Just three weeks before the second planned year for filling the dam’s reservoir with water, Ethiopia’s Minister of Water, Irrigation, and Energy stated that the construction of the GERD’s body had not yet reached the height previously planned that is required to completely fill it by the second year.  The current height of the GERD is 565 meters, and construction work is in progress to reach 573 meters within the next 20 days, stated the Ethiopian news company Fana Broadcasting Corporate (FBC), citing Seleshi Bekele Awulachew, the Minister of Water, Irrigation, and Energy.  Officials in Addis Ababa have repeatedly stated that they will unilaterally fill the GERD’s reservoir, which has a capacity of 74 billion cubic meters, with 13.5 billion cubic meters of water in July and August to increase the accumulated water volume up to 18.4 billion cubic meters – in comparison with the 4.9 billion cubic meters delivered in 2020.

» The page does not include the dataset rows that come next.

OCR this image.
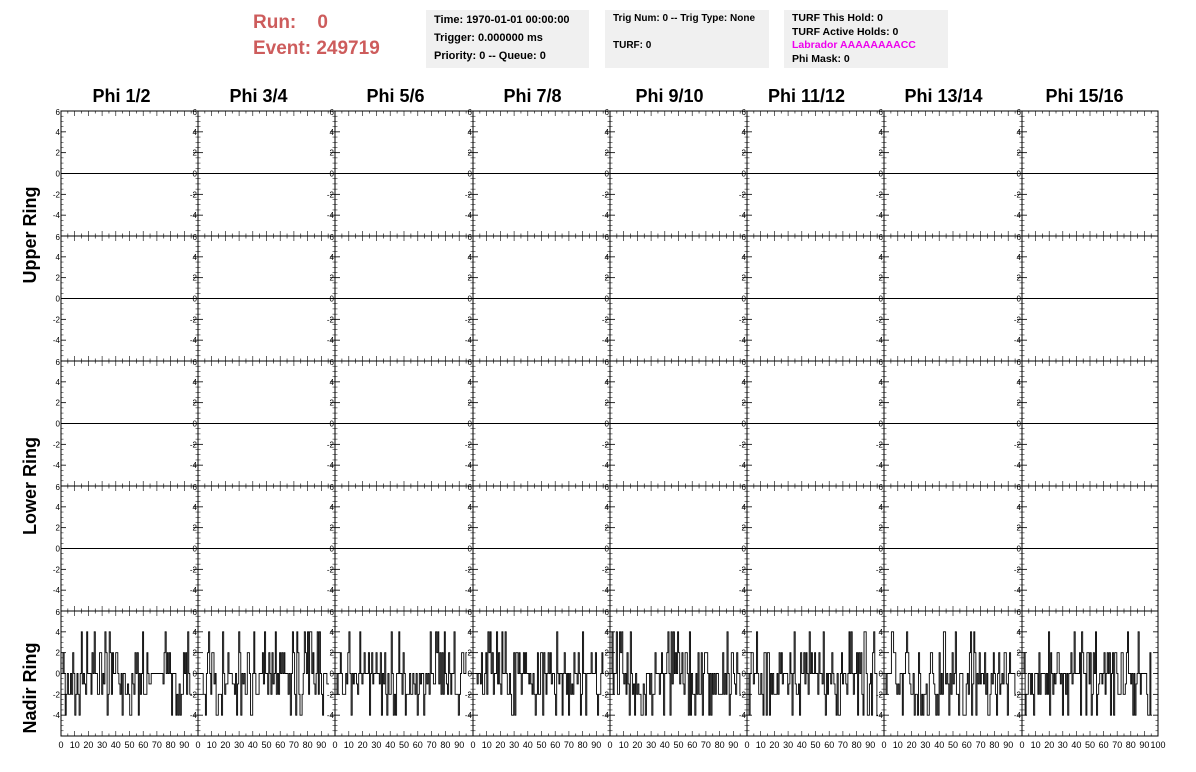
Run: 0
Event: 249719
Time: 1970-01-01 00:00:00
Trigger: 0.000000 ms
Priority: 0 -- Queue: 0
Trig Num: 0 -- Trig Type: None
TURF: 0
TURF This Hold: 0
TURF Active Holds: 0
Labrador AAAAAAAACC
Phi Mask: 0
Phi 1/2	Phi 3/4	Phi 5/6	Phi 7/8	Phi 9/10	Phi 11/12	Phi 13/14	Phi 15/16
Upper Ring
Lower Ring
Nadir Ring
-4
-2
0
2
4
6
-4
-2
0
2
4
6
-4
-2
0
2
4
6
-4
-2
0
2
4
6
-4
-2
0
2
4
6
-4
-2
0
2
4
6
-4
-2
0
2
4
6
-4
-2
0
2
4
6
-4
-2
0
2
4
6
-4
-2
0
2
4
6
-4
-2
0
2
4
6
-4
-2
0
2
4
6
-4
-2
0
2
4
6
-4
-2
0
2
4
6
-4
-2
0
2
4
6
-4
-2
0
2
4
6
-4
-2
0
2
4
6
-4
-2
0
2
4
6
-4
-2
0
2
4
6
-4
-2
0
2
4
6
-4
-2
0
2
4
6
-4
-2
0
2
4
6
-4
-2
0
2
4
6
-4
-2
0
2
4
6
-4
-2
0
2
4
6
-4
-2
0
2
4
6
-4
-2
0
2
4
6
-4
-2
0
2
4
6
-4
-2
0
2
4
6
-4
-2
0
2
4
6
-4
-2
0
2
4
6
-4
-2
0
2
4
6
-4
-2
0
2
4
6
-4
-2
0
2
4
6
-4
-2
0
2
4
6
-4
-2
0
2
4
6
-4
-2
0
2
4
6
-4
-2
0
2
4
6
-4
-2
0
2
4
6
-4
-2
0
2
4
6
0 10 20 30 40 50 60 70 80 90 0 10 20 30 40 50 60 70 80 90 0 10 20 30 40 50 60 70 80 90 0 10 20 30 40 50 60 70 80 90 0 10 20 30 40 50 60 70 80 90 0 10 20 30 40 50 60 70 80 90 0 10 20 30 40 50 60 70 80 90 0 10 20 30 40 50 60 70 80 90 100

Egypt and Sudan, for their part, insist on signing a comprehensive, legally binding agreement with Ethiopia on the GERD. However, Addis Ababa has rejected that, but desires instead simple guidelines – ones that can be changed at any time, at Ethiopia’s discretion. While Addis Ababa affirms that the GERD issue is a matter of Ethiopian national sovereignty, Egyptian Minister of Foreign Affairs Sameh Shoukry has made it clear that “there is no sovereignty when it comes to an international river”. One senior diplomatic official also stressed that Egypt will not tolerate any harm inflicted by rash behavior, and will steadfastly defend its right to have water.

Ethiopia previously rejected that downstream countries enjoyed water rights under “colonial-era agreements”, and Foreign Ministry spokesperson Dina Mufti stated that it was “unacceptable” for Egypt and Sudan to use the historic Nile water sharing agreements as a reference point during negotiations on the GERD, which ultimately became deadlocked starting in April this year.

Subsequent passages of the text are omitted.